Pelzmärtel-2013Ab 1. Dezember öffnen Kinder ihre Adventskalender, hinter deren 24 Türchen sich immer eine neue Überraschung verbirgt. Mit so einem Kalender ist auch der von „Helmbrechts aktiv“ in Kooperation mit der evangelischen Kirchengemeinde und dem Oberfränkischen Textilmuseum jeweils am ersten Adventssonntag stattfindende Helmbrechtser Pelzmärtelmarkt zu vergleichen. Sind doch an diesem Tag viele fabelhafte Momente zu erleben. Das bunte Rahmenprogramm hat auch diesmal bestens zum Bummel durch die kleine Budenstadt und den Handwerkermarkt im Museum gepasst.

An den Ständen gab es wieder jede Menge, von kreativen Leuten mit viel Liebe angefertigte schöne Gegenstände zu erwerben.
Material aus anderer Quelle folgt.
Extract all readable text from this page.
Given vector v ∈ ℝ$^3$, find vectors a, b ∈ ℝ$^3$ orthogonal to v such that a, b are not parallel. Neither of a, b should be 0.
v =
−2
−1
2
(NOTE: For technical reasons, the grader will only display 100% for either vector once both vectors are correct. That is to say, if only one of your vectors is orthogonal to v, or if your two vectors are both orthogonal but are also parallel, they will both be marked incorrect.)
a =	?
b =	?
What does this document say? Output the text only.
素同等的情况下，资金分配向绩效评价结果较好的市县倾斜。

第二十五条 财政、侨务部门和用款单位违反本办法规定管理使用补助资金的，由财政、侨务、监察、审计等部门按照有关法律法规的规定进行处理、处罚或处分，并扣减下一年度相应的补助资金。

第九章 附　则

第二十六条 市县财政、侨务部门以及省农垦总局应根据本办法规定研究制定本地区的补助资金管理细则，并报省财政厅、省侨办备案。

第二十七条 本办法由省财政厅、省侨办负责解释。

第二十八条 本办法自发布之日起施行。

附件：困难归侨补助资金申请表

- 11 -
Schulen, Vereine, Händler und Privatleute boten Sachen an, die sich bestens als Weihnachtsgeschenke eignen. Außerdem fand im Gemeindehaus ein Spielzeugbasar statt.

In ihren Eröffnungsreden waren Bürgermeister Stefan Pöhlmann, Pfarrer Thomas Berthold und Julia Klein von „Helmbrechts aktiv“ sich einig, dass der zentrale Platz um die Kirche das beste Ambiente für einen romantischen Markt bietet und hier wunderbare Geschenke zu finden sind. Kulinarische Genüsse gab es ebenfalls zuhauf.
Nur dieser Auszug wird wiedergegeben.